ULIPs are offered by different insurance companies. The credibility and solvency of these companies play a vital role in deciding which plan you should invest in. It is advisable to choose an insurance company with a good market reputation and a high claim settlement ratio. The IRDAI publishes the annual CSR report of every insurance company, which you must check.

What is the Claim Settlement Ratio? The claim settlement ratio represents the insurance companies’ ability to settle the claims raised by policyholders.

Investing in the 20s: Do You Need It?

Investing in your 20s might not seem like a necessary step, but over the years, you are bound to realise the importance of investing early. Simply put, starting early ensures that you can invest small amounts over a long period, which helps in achieving your financial goals rather than mustering larger funds in a short period.

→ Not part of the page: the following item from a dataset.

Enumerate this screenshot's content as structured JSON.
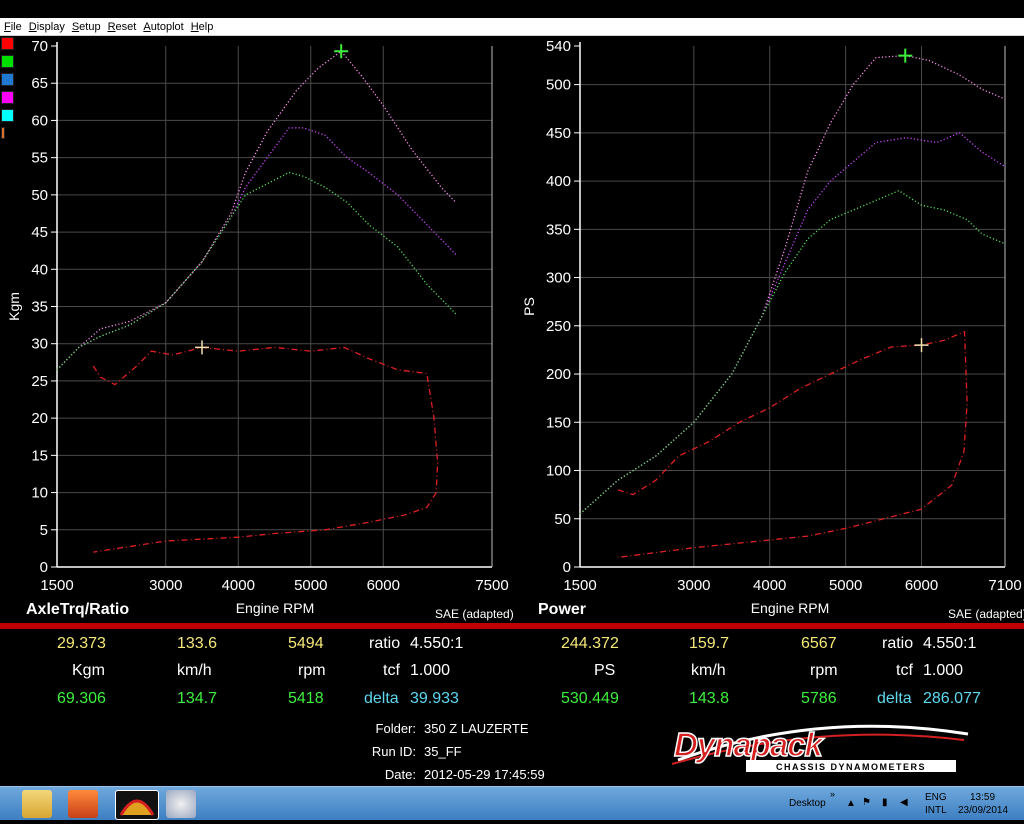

For instance, If you start investing ₹2,000 a month when you are 20, you will have accumulated ₹1.26 crore by the age of 60, if the investment offers even 10% returns.

Over to You

ULIP is a hybrid investment instrument that offers both life insurance coverage and investment benefits. All you need to do is find the right plan by evaluating factors like financial goals, risk appetite, credibility of the insurance company, etc. Thankfully, you have tools like a ULIP calculator and several online portals that allow you to compare ULIP schemes easily. Ensure that you compare plans and select the one that best aligns with your financial goals and responsibilities.